O PS no reino dos afectos

Publicado no esquerda.net

Na terça feira, os candidatos à liderança do PS tiveram o seu debate público na televisão. Na véspera tiveram uma enorme polémica, com António José Seguro a prometer introduzir no PS uma cultura de afectos e Francisco Assis a repugnar a ideia. Não se percebeu contudo o impacto prático desta divergência sobre as palmadinhas nas costas, nomeadamente no que diz respeito às adjudicações directas ou às contratações da parque escolar.
Não foi tema de debate, mas as divergências parecem ter saído sanadas “– Eu tenho muitos valores. – Eu também. – Óptimo!”. Assis garantiu ainda ter uma “linguagem e estilo” de fazer política muito diferente de Passos Coelho. Seguro não gostou da indirecta e retorquiu insatisfeito “Não sou igual a Passos Coelho”.

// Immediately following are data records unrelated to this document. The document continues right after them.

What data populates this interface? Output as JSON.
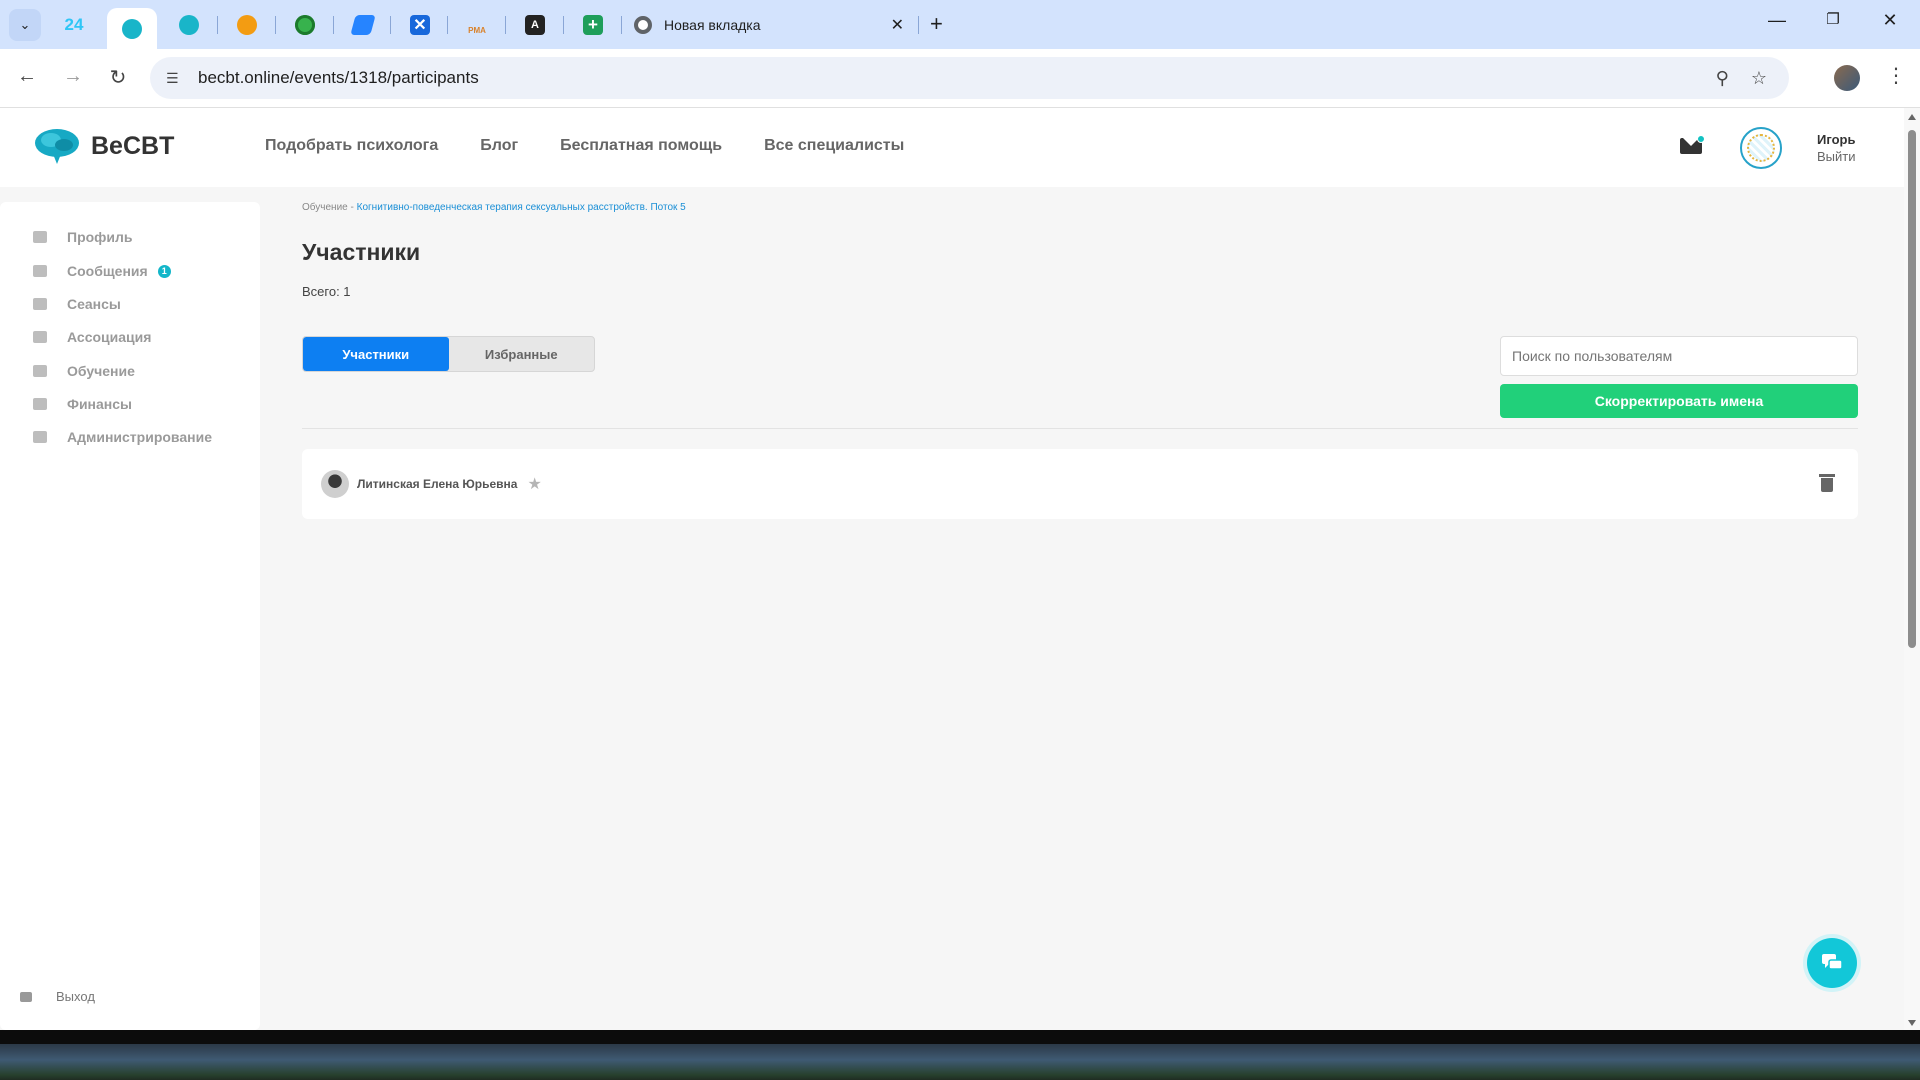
{
  "browser": {
    "pinned_tabs": [
      {
        "icon": "bitrix24-icon",
        "label": "24",
        "color": "#2fc6f6"
      },
      {
        "icon": "becbt-brain-icon",
        "label": "",
        "color": "#19b5c9"
      },
      {
        "icon": "becbt-brain-icon-2",
        "label": "",
        "color": "#19b5c9"
      },
      {
        "icon": "orange-app-icon",
        "label": "",
        "color": "#f39c12"
      },
      {
        "icon": "green-globe-icon",
        "label": "",
        "color": "#37b24d"
      },
      {
        "icon": "jira-icon",
        "label": "",
        "color": "#2684ff"
      },
      {
        "icon": "confluence-icon",
        "label": "",
        "color": "#1868db"
      },
      {
        "icon": "pma-icon",
        "label": "PMA",
        "color": "#d9822b"
      },
      {
        "icon": "letter-a-icon",
        "label": "A",
        "color": "#222"
      },
      {
        "icon": "sheets-plus-icon",
        "label": "+",
        "color": "#1e9e5a"
      }
    ],
    "new_tab_title": "Новая вкладка",
    "url": "becbt.online/events/1318/participants"
  },
  "site": {
    "logo_text": "BeCBT",
    "nav": [
      "Подобрать психолога",
      "Блог",
      "Бесплатная помощь",
      "Все специалисты"
    ],
    "user_name": "Игорь",
    "logout": "Выйти"
  },
  "sidebar": {
    "items": [
      {
        "label": "Профиль",
        "icon": "home-icon"
      },
      {
        "label": "Сообщения",
        "icon": "envelope-icon",
        "badge": "1"
      },
      {
        "label": "Сеансы",
        "icon": "calendar-icon"
      },
      {
        "label": "Ассоциация",
        "icon": "clipboard-icon"
      },
      {
        "label": "Обучение",
        "icon": "graduation-cap-icon"
      },
      {
        "label": "Финансы",
        "icon": "wallet-icon"
      },
      {
        "label": "Администрирование",
        "icon": "wrench-icon"
      }
    ],
    "exit_label": "Выход"
  },
  "main": {
    "breadcrumb_root": "Обучение",
    "breadcrumb_sep": "-",
    "breadcrumb_link": "Когнитивно-поведенческая терапия сексуальных расстройств. Поток 5",
    "title": "Участники",
    "total": "Всего: 1",
    "tabs": [
      "Участники",
      "Избранные"
    ],
    "search_placeholder": "Поиск по пользователям",
    "fix_button": "Скорректировать имена",
    "participants": [
      {
        "name": "Литинская Елена Юрьевна"
      }
    ]
  },
  "colors": {
    "accent_blue": "#0d7ff2",
    "accent_green": "#21d07a",
    "accent_teal": "#12c7d8"
  }
}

Foi preciso esperar para perceber que a maior diferença, mas também a maior semelhança entre os candidatos está no memorando CE/BCE/FMI. Assis está disponível para entendimentos com o governo de direita para políticas que vão além do memorando; Seguro fica-se “só” pelo memorando.
Porém, é mais elucidativo o que os une. Sobre o passado – PECs, nacionalização BPN, chamada do FMI, memorando, …, – nem uma única dúvida, uma hesitação, um lamento. Para o futuro asseguram de viva voz que toda e qualquer política do memorando é para cumprir. Formalmente, o PS não assinou o memorando da troika. Foi o governo que o negociou e assinou, a que se juntaram as assinaturas do PSD e CDS-PP. Mas nenhum dos candidatos ousa uma reflexão crítica ou sequer evocar esse formalismo para rejeitar qualquer medida FMI. Nenhum outro quadro do partido considerou que isso justificaria uma candidatura alternativa. Assis e Seguro demonstram que Sócrates não foi um pormenor, é esse o retrato do PS.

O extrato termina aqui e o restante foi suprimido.